Die Colt war geladen, das war sie immer. Er schob den Lauf zurück, lud eine Patrone in die Kammer, dann legte er sorgfältig den Sicherungshebel um, bevor er sich die große Pistole in das Holster an seinem Gürtel steckte. Geladen und gesichert.
Er durchquerte den Raum, dann legte er die zweite Waffe, einen Taser X3, auf den Tisch. Die Elektroschockwaffe, die ein wenig so aussah, als wäre die Vorstellung des Designers von einer Laserpistole mit ihm durchgegangen, war 2009 als Reaktion auf den Hauptkritikpunkt der Polizeikräfte an dem Originalmodell X26 entwickelt worden – nämlich deren Eigenschaft, nur einen einzigen Schuss abfeuern zu können.
Der neue und verbesserte Taser hatte sich dieses Problems angenommen, mithilfe eines neuromuskulären Impulses, der auf mehrere Ziele abgefeuert werden konnte. Die Waffe war in der Lage, drei Schüsse abzugeben, nacheinander. Dann war sie leer, aber das störte Harry nicht im Geringsten. Ausgehend von den Überwachungsaufnahmen des Vernehmungsraumes würde er es nur mit drei Zielobjekten aufnehmen müssen.
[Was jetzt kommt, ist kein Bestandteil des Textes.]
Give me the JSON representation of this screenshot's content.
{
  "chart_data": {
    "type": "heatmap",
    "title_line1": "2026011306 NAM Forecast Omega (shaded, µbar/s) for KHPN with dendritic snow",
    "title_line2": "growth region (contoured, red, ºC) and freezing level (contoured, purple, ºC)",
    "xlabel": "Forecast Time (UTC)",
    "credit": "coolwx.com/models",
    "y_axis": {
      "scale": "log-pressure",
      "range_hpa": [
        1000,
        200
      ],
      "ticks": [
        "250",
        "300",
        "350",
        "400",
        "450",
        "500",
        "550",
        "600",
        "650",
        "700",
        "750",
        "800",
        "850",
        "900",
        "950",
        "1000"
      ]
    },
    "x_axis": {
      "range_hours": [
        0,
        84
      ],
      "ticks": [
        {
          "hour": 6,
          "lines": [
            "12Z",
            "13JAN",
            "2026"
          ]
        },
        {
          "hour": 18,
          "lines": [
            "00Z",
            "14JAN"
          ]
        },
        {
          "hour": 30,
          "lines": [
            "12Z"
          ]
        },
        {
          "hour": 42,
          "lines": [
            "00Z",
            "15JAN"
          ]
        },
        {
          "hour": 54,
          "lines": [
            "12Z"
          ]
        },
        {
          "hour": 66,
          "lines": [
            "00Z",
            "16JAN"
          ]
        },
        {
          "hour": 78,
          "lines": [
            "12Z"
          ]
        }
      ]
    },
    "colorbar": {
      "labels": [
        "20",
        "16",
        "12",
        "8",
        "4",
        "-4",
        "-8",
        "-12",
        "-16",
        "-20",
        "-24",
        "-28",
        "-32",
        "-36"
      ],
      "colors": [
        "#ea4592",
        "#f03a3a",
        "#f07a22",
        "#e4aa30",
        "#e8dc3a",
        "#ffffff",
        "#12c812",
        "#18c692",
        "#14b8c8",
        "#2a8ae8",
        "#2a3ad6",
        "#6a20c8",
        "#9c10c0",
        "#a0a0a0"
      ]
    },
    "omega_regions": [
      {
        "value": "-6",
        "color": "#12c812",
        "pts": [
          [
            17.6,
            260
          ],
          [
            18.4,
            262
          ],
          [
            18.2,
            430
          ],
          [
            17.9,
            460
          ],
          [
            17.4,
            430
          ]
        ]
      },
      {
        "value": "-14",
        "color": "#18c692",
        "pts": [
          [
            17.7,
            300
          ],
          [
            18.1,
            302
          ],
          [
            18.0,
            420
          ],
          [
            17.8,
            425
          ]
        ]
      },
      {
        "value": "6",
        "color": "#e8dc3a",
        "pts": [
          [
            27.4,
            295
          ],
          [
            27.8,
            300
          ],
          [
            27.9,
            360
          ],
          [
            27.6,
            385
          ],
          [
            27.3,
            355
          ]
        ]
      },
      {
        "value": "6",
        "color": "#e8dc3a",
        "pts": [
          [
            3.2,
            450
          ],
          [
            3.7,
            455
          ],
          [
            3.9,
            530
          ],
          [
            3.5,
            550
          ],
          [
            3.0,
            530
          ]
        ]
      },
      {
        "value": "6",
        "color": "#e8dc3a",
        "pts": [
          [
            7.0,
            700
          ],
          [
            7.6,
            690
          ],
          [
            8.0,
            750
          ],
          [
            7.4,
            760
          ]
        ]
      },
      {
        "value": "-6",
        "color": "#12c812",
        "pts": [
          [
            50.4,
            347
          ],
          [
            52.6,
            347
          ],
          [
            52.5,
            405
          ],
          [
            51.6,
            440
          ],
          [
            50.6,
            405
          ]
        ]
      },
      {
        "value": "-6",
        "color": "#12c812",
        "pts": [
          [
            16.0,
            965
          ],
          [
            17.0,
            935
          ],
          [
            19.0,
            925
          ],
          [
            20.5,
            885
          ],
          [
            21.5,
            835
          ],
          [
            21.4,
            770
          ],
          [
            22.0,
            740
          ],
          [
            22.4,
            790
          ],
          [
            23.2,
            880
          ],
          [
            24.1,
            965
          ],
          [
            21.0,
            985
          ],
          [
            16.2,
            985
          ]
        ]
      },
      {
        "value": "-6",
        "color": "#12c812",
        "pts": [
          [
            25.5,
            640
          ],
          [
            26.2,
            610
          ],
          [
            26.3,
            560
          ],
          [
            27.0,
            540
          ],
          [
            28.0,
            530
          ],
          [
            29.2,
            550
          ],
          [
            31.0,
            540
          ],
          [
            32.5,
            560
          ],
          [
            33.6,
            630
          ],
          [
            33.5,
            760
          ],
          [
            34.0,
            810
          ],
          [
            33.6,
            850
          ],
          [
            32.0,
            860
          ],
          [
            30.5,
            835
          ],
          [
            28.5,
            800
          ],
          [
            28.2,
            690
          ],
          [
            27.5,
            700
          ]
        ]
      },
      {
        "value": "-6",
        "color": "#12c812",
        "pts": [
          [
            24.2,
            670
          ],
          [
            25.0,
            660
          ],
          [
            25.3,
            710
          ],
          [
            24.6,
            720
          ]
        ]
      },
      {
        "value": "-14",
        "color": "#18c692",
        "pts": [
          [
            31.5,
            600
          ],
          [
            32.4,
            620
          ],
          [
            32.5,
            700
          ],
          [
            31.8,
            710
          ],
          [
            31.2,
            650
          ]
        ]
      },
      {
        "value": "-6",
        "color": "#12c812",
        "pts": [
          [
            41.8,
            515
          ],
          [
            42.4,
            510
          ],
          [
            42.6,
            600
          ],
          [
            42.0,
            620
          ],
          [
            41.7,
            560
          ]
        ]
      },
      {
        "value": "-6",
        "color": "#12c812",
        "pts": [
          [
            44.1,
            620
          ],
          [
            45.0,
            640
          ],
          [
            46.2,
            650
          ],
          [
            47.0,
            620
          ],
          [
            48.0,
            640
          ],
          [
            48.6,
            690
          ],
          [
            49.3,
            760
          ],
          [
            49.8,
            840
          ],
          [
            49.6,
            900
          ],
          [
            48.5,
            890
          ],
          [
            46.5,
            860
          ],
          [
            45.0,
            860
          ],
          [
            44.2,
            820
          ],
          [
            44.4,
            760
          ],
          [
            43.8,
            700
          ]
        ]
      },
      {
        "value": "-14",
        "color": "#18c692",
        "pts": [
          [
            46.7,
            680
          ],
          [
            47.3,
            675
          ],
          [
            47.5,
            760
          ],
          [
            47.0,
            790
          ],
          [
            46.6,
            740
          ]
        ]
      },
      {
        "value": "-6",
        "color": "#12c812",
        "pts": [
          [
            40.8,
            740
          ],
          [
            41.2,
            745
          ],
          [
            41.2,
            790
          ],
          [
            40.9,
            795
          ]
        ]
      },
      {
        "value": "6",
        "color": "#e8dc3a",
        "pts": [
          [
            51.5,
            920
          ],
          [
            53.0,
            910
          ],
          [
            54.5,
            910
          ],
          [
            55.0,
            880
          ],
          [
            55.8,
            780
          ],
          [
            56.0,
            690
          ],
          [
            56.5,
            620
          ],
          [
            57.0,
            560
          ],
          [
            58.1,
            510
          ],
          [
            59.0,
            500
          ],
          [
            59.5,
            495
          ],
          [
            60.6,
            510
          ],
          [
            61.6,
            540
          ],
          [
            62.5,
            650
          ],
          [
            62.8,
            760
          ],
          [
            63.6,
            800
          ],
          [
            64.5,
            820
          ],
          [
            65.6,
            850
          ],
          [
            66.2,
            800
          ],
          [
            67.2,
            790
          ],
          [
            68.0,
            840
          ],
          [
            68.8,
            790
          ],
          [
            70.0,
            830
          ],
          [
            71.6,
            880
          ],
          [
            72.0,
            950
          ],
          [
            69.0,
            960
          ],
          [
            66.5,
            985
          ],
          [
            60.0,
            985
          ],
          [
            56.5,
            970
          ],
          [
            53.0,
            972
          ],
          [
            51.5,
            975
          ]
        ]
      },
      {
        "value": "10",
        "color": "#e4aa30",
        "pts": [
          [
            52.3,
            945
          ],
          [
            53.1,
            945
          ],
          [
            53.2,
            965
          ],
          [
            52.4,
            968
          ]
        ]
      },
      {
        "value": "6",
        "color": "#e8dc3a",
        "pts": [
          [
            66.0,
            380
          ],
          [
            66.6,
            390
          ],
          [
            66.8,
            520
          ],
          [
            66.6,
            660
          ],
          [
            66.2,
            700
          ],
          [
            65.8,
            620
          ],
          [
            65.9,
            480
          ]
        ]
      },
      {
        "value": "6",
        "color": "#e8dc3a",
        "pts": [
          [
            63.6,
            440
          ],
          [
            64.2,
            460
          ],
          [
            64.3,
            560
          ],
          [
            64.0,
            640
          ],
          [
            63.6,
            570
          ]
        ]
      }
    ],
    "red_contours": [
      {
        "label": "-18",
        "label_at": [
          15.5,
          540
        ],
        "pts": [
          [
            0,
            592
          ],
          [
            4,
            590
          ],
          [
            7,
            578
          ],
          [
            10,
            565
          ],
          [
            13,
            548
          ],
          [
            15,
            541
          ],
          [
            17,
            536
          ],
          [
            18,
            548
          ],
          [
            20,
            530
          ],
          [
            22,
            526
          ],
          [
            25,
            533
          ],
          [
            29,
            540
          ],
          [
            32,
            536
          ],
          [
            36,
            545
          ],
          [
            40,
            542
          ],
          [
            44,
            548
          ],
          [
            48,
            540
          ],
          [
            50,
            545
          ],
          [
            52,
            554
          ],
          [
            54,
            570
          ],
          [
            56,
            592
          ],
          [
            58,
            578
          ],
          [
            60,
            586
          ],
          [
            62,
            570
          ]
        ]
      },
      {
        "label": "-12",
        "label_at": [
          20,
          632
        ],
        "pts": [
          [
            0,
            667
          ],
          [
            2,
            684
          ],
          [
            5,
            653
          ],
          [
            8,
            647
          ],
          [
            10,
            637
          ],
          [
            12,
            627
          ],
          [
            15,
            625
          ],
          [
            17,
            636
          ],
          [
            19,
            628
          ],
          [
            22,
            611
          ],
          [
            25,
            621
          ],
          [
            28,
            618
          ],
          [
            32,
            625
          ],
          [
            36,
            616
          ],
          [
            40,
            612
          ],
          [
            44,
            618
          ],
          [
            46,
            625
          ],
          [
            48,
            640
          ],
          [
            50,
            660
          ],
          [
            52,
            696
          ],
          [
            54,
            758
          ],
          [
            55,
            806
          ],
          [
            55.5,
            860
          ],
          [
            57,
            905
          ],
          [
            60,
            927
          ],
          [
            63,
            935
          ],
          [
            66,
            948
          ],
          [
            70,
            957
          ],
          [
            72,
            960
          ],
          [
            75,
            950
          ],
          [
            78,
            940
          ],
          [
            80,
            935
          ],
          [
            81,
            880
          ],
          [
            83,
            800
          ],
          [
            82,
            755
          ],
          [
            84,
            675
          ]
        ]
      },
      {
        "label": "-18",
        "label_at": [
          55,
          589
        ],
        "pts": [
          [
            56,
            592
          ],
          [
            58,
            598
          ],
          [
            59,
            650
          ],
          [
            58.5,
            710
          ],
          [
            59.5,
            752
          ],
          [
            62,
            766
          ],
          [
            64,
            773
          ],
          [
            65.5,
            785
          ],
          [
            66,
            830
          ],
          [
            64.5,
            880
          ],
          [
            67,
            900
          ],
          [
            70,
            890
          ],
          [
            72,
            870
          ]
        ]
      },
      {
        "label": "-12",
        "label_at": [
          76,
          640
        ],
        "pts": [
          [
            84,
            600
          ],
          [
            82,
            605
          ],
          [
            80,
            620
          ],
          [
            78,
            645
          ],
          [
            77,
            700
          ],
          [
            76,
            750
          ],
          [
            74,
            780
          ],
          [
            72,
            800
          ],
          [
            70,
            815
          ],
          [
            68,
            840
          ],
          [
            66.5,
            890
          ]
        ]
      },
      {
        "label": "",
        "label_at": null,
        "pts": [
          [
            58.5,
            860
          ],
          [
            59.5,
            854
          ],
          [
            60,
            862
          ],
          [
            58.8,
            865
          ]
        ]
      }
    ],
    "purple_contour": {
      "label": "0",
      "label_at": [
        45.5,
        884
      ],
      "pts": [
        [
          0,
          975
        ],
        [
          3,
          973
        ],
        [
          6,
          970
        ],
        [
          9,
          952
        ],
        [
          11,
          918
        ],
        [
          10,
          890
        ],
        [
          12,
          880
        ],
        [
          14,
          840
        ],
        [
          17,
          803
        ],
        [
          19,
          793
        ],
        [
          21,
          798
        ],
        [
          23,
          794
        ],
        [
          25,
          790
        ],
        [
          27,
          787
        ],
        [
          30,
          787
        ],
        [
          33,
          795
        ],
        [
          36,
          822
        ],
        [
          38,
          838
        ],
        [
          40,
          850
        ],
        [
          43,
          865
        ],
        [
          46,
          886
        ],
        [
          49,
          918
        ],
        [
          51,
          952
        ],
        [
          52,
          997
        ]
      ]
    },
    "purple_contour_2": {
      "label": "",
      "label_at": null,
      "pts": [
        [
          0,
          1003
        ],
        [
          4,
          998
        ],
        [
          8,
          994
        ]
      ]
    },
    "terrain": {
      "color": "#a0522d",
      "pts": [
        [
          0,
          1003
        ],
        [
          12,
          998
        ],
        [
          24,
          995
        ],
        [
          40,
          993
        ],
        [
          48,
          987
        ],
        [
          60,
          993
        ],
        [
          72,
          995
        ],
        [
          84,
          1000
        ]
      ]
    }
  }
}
Nachdem er die Waffen überprüft hatte, steckte er sich den Taser in die Innentasche seiner Lederjacke, gegenüber der Pistole. Acht Minuten nach acht Uhr. Ihm blieben noch etwa fünfzehn, vielleicht zwanzig Minuten, bevor jemand bemerken würde, dass er die Aufnahmen aus dem Vernehmungsraum in einer Schleife ablaufen ließ.
Doch das sollte genügen.
07:12 Uhr Ortszeit
Ein Appartement
Dearborn, Michigan
»Wie viele starben?«
Nasir al-Khalid sah von dem Frühstücksgeschirr auf und erblickte seinen Bruder Jamal in der Küchentür des kleinen Appartements, das sie miteinander teilten.